Experiencing joint pain is an entirely different sensation—and one that’s not quite so magical. Factors like inactivity, carrying too much bodyweight, poor posture, improperly treated injuries, and insufficient nourishment can all contribute to knee pain, However, by taking better care of your knees throughout your life, starting as early as your thirties, you can strengthen joints and potentially save yourself from years of daily pain and discomfort. One of the best things you can do for knee health is simply maintaining an active lifestyle. Always try to remember that some activity is better than no activity. It is recommended to do low-impact activities, like swimming, brisk walking, or cycling, and considering taking health supplements that provide glucosamine and chondroitin to strengthen and lubricate knees.
Since multiple muscles overlap the knee joint—including your calf, thigh, hamstrings, quadriceps, gastrocnemius, and soleus—and work together to flex, extend, and stabilise the knee, the exact source of pain isn’t always obvious. However here are six of the best (and simplest) moves that target all those muscle groups. Try to do these stretches after every workout to keep your knees healthy now and in the future.
Wall Calf Stretch
Calf muscles often get neglected during our stretching efforts. However, for those who run, do high-impact workouts, or spend a lot of time on their feet, calf stretches are very necessary. Calves can get extremely tight from impact and need to be stretched to relieve any pain that might travel up the knee.

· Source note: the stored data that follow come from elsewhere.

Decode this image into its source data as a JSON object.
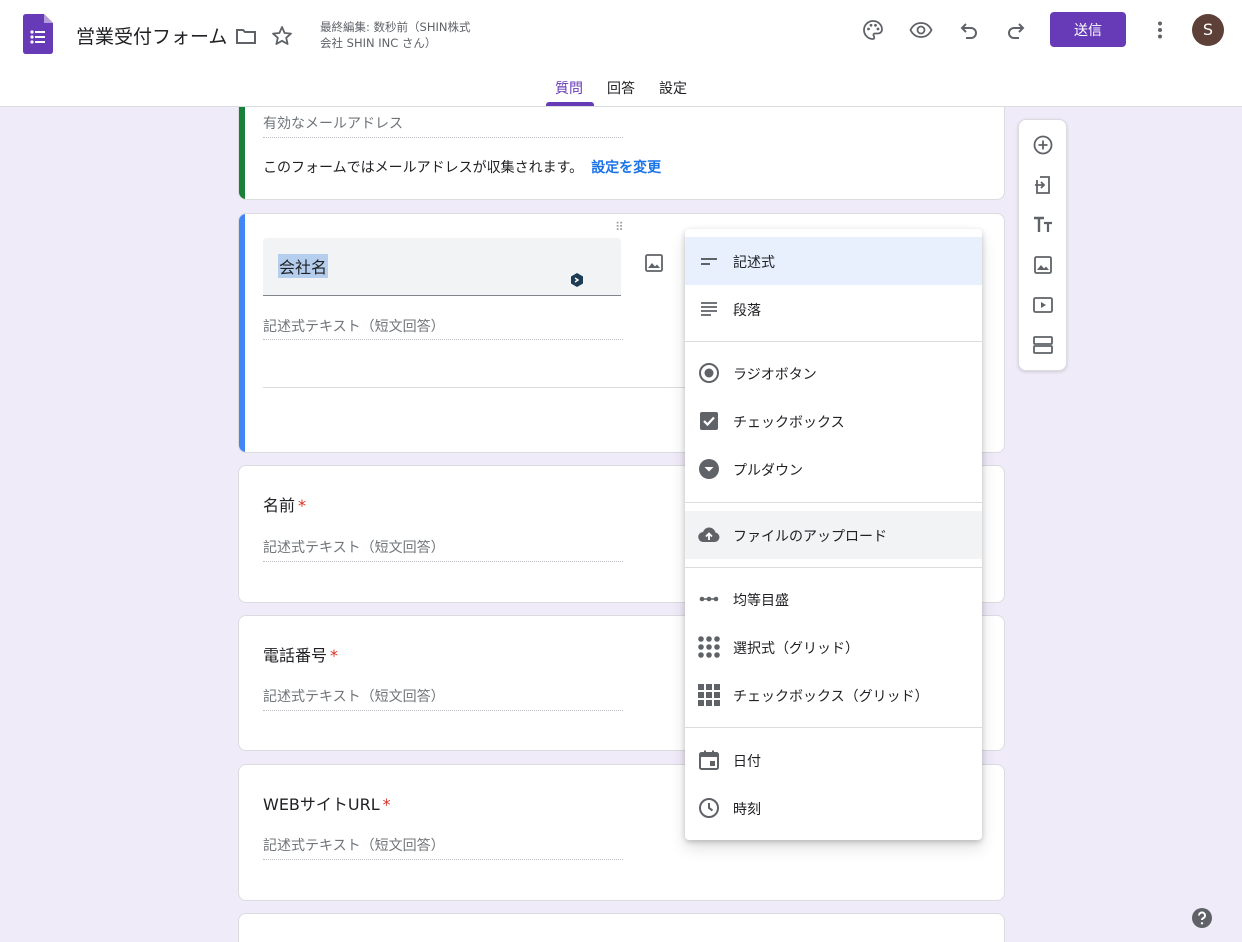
{
  "header": {
    "form_title": "営業受付フォーム",
    "last_edit_line1": "最終編集: 数秒前（SHIN株式",
    "last_edit_line2": "会社 SHIN INC さん）",
    "send_label": "送信",
    "avatar_initial": "S"
  },
  "tabs": [
    {
      "label": "質問",
      "active": true
    },
    {
      "label": "回答",
      "active": false
    },
    {
      "label": "設定",
      "active": false
    }
  ],
  "email_section": {
    "placeholder": "有効なメールアドレス",
    "note": "このフォームではメールアドレスが収集されます。",
    "link": "設定を変更"
  },
  "active_question": {
    "title": "会社名",
    "answer_placeholder": "記述式テキスト（短文回答）"
  },
  "questions": [
    {
      "label": "名前",
      "required_mark": "*",
      "placeholder": "記述式テキスト（短文回答）"
    },
    {
      "label": "電話番号",
      "required_mark": "*",
      "placeholder": "記述式テキスト（短文回答）"
    },
    {
      "label": "WEBサイトURL",
      "required_mark": "*",
      "placeholder": "記述式テキスト（短文回答）"
    }
  ],
  "question_type_menu": {
    "items": [
      {
        "label": "記述式",
        "icon": "short-answer-icon",
        "selected": true
      },
      {
        "label": "段落",
        "icon": "paragraph-icon"
      },
      {
        "label": "ラジオボタン",
        "icon": "radio-button-icon"
      },
      {
        "label": "チェックボックス",
        "icon": "checkbox-icon"
      },
      {
        "label": "プルダウン",
        "icon": "dropdown-icon"
      },
      {
        "label": "ファイルのアップロード",
        "icon": "cloud-upload-icon",
        "hovered": true
      },
      {
        "label": "均等目盛",
        "icon": "linear-scale-icon"
      },
      {
        "label": "選択式（グリッド）",
        "icon": "grid-dots-icon"
      },
      {
        "label": "チェックボックス（グリッド）",
        "icon": "grid-squares-icon"
      },
      {
        "label": "日付",
        "icon": "calendar-icon"
      },
      {
        "label": "時刻",
        "icon": "clock-icon"
      }
    ]
  },
  "colors": {
    "accent": "#673ab7",
    "active_question_bar": "#4285f4",
    "email_section_bar": "#188038",
    "selected_menu_bg": "#e8f0fe",
    "hover_menu_bg": "#f1f3f4",
    "background": "#f0ebf8"
  }
}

Find a wall you can lean against. Facing the wall, flex your right foot and position your heel right where the floor meets the vertical surface. Your toes should be elevated, while your heel remains on the floor. Keeping your heel on the ground and your leg as straight as possible, lean toward your front leg, holding the stretch at its deepest point. Lean in for five seconds at a time before releasing, working to deepen the stretch. Repeat the same stretch with your left leg. Aim for 10 to 15 reps on each leg—or more, if you’re still experiencing tightness.
Calf Smash With Lacrosse Ball
This move allows you to work out tension in both your calf and your hamstring. Sit on the ground and pull your right foot close to your butt so your knee is bent. Wedge a lacrosse ball (or yoga/massage ball) below your right knee, sandwiching it between your calf and hamstring. Create a “compression force” by pulling your shin toward you, then rotate your foot in alternating circular movements to help create space in your knee joint. Continue until you feel tightness in these areas being relieved, then switch legs.
Half Kneel Hip & Quad Stretch
This stretch not only feels amazing, but it also works double-duty for your hip and quad muscles.
Kneel on one knee (feel free to put down a towel or mat) with your other foot planted flat on the ground in front of you. Make close to a 90-degree angle with both of your legs. Lean forward toward your front leg, stretching the front of your hip downward. Next, grab the ankle of your leg planted on the ground, and pull it toward your rear for a deep hamstring and hip stretch down the front leg, all the way to your knee. Move in and out of this stretch for 10 to 15 reps or more, depending on your level of tightness.
Quad Foam Roller Stretch
Stretching your quads is vital, as they get adaptively short from all the sitting most of us do every day and are often under constant tension. To get this large muscle group back to functioning at its best, it is suggested to use a foam roller.
Lie facedown and with a foam roller under your right leg, right under your quad. Put the majority of your bodyweight on your leg, and roll slowly. Instead of simply rolling up and down, roll your leg from side to side too, focusing pressure on the tighter spots of your muscles. Switch legs. Continue rolling until this feeling is no longer painful. If that’s impossible (as it might be for some runners!), do it for at least five minutes.
Easy strengthening exercises, like leg raises, put little to no strain on your knee but also activate and strengthen quadriceps.
Lie face up with one knee bent and the other leg the ground in front of you. Lift your straight leg up approximately one foot, rotating your leg outward (the entire leg rotates outward, so toes point on a diagonal instead of straight up to the ceiling). Do 3 sets of 10 to 15 reps, alternating legs. As you get stronger, add ankle weights up to 10 pounds.